Many other artists have recorded this song. Notable versions include the following:
* In the United States, Vaughn Monroe's 1959 single competed with Horton's but did not achieve the same degree of success and became only a minor Hot 100 hit.
* In the United Kingdom, Lonnie Donegan and His Skiffle Group's 1959 version competed with Horton's and achieved greater success, peaking at number two. In Donegan's spoken introduction, he made it clear that the British were on the losing side.
* Harpers Bizarre had a minor Hot 100 hit with their somewhat psychedelic version from their 1968 album Secret Life of Harpers Bizarre.
* Johnny Cash covered the song in 1972 on the album America: A 200-Year Salute in Story and Song.
* The Germany-based Les Humphries Singers 1972 hit, "Mexico", used the melody and parts of the lyrics, violating copyright by crediting the song to British bandleader Les Humphries.

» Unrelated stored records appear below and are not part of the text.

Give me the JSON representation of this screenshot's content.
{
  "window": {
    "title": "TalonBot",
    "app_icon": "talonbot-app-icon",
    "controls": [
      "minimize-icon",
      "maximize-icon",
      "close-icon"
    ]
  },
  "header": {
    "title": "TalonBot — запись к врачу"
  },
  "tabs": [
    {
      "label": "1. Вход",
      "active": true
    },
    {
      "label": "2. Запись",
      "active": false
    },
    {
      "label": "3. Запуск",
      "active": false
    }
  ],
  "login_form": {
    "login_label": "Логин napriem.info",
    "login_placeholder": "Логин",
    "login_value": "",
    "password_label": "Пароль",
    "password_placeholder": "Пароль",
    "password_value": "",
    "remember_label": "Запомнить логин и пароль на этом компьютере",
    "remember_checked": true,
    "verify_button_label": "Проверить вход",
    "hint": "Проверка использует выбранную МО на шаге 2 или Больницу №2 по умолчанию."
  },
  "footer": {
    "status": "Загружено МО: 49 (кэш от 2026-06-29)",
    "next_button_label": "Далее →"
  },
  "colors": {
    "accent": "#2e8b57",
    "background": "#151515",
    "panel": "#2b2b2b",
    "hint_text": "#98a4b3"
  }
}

* Nitty Gritty Dirt Band had a minor Hot 100 hit with their version in 1974.
* Commander Cody and his Lost Planet Airmen played a cover of the song at their performance in New York, NY, on September 14, 1976.[3]
* Bill Haley recorded a version in 1979 at his final recording sessions and it was released on his final album, Everyone Can Rock and Roll.
* Perhaps the most unexpected recording is The Mormon Tabernacle Choir's 1991 cover on their album Songs from America's Heartland.
Country parodists Homer and Jethro had a hit when they parodied "The Battle of New Orleans" with their song "The Battle of Kookamonga." The single was released in 1959 and featured production work by Chet Atkins. In this version, the scene shifts from a battleground to a campground, with the combat being changed to the Boy Scouts chasing after the Girl Scouts.